Dotted throughout her story, Daisy takes recipes from a range of other cookbooks and friends, and they are always scrupulously attributed. She talks you through the "how to make" each recipe with lots of useful tips along the way such as new potatoes go into boiling water but old ones for mash should start in cold with their skins on; and also explains some crucial "whys" - don't skip the slow sweating in butter of your vegetables for any soup if you want the best flavour, the heaviness of chocolate means it needs special treatment in soufflés and so on.

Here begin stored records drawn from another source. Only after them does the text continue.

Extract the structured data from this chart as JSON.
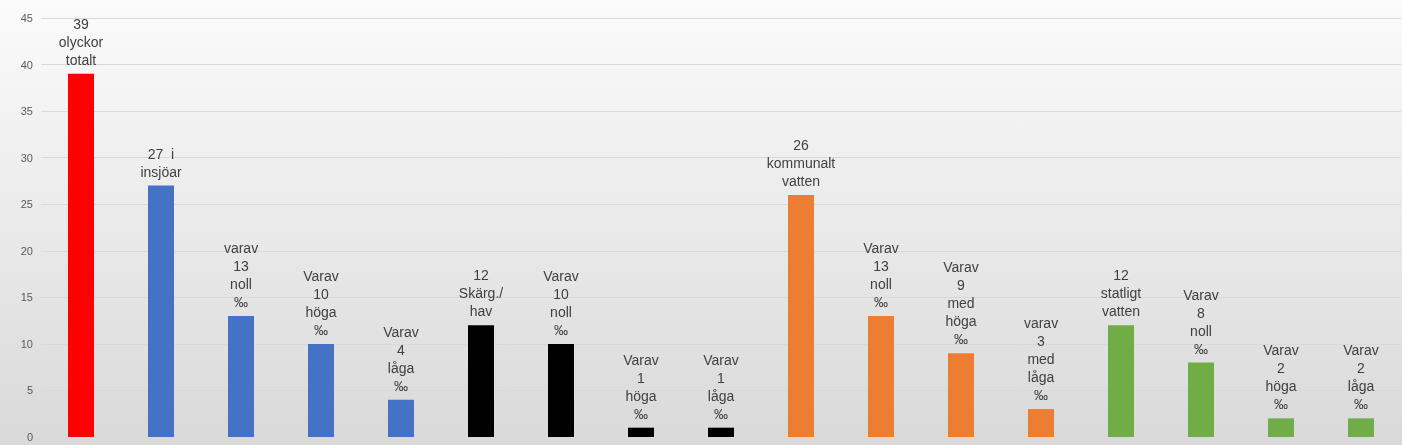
{
  "chart_data": {
    "type": "bar",
    "categories": [
      null,
      null,
      null,
      null,
      null,
      null,
      null,
      null,
      null,
      null,
      null,
      null,
      null,
      null,
      null,
      null,
      null
    ],
    "values": [
      39,
      27,
      13,
      10,
      4,
      12,
      10,
      1,
      1,
      26,
      13,
      9,
      3,
      12,
      8,
      2,
      2
    ],
    "colors": [
      "#ff0000",
      "#4472c4",
      "#4472c4",
      "#4472c4",
      "#4472c4",
      "#000000",
      "#000000",
      "#000000",
      "#000000",
      "#ed7d31",
      "#ed7d31",
      "#ed7d31",
      "#ed7d31",
      "#70ad47",
      "#70ad47",
      "#70ad47",
      "#70ad47"
    ],
    "value_labels": [
      "39\nolyckor\ntotalt",
      "27  i\ninsjöar",
      "varav\n13\nnoll\n‰",
      "Varav\n10\nhöga\n‰",
      "Varav\n4\nlåga\n‰",
      "12\nSkärg./\nhav",
      "Varav\n10\nnoll\n‰",
      "Varav\n1\nhöga\n‰",
      "Varav\n1\nlåga\n‰",
      "26\nkommunalt\nvatten",
      "Varav\n13\nnoll\n‰",
      "Varav\n9\nmed\nhöga\n‰",
      "varav\n3\nmed\nlåga\n‰",
      "12\nstatligt\nvatten",
      "Varav\n8\nnoll\n‰",
      "Varav\n2\nhöga\n‰",
      "Varav\n2\nlåga\n‰"
    ],
    "ylim": [
      0,
      45
    ],
    "yticks": [
      0,
      5,
      10,
      15,
      20,
      25,
      30,
      35,
      40,
      45
    ],
    "grid": "y"
  }
}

She writes about food with some of the exactness of Delia, mixed in with the "can do" of Jamie, a dash of Nigella's lust, and the occasional profanity from Gordon. It is not a straight forward cookery book where you can look up a recipe for the ingredients you have in the fridge, but it has inspired me to make a list of must tries - we have already enjoyed the Omelette Arnold Bennett and her way with a lamb chop - next I need to get an ice-cream maker to make the intriguing Pine Nut Ice Cream , and I cannot wait to have a go at Blotkake from Norway which sounds deliciously like my favourite Fraisier cake available at great expense from the best French patisseries: featherlight sponge, cream, strawberries, marzipan mmmm!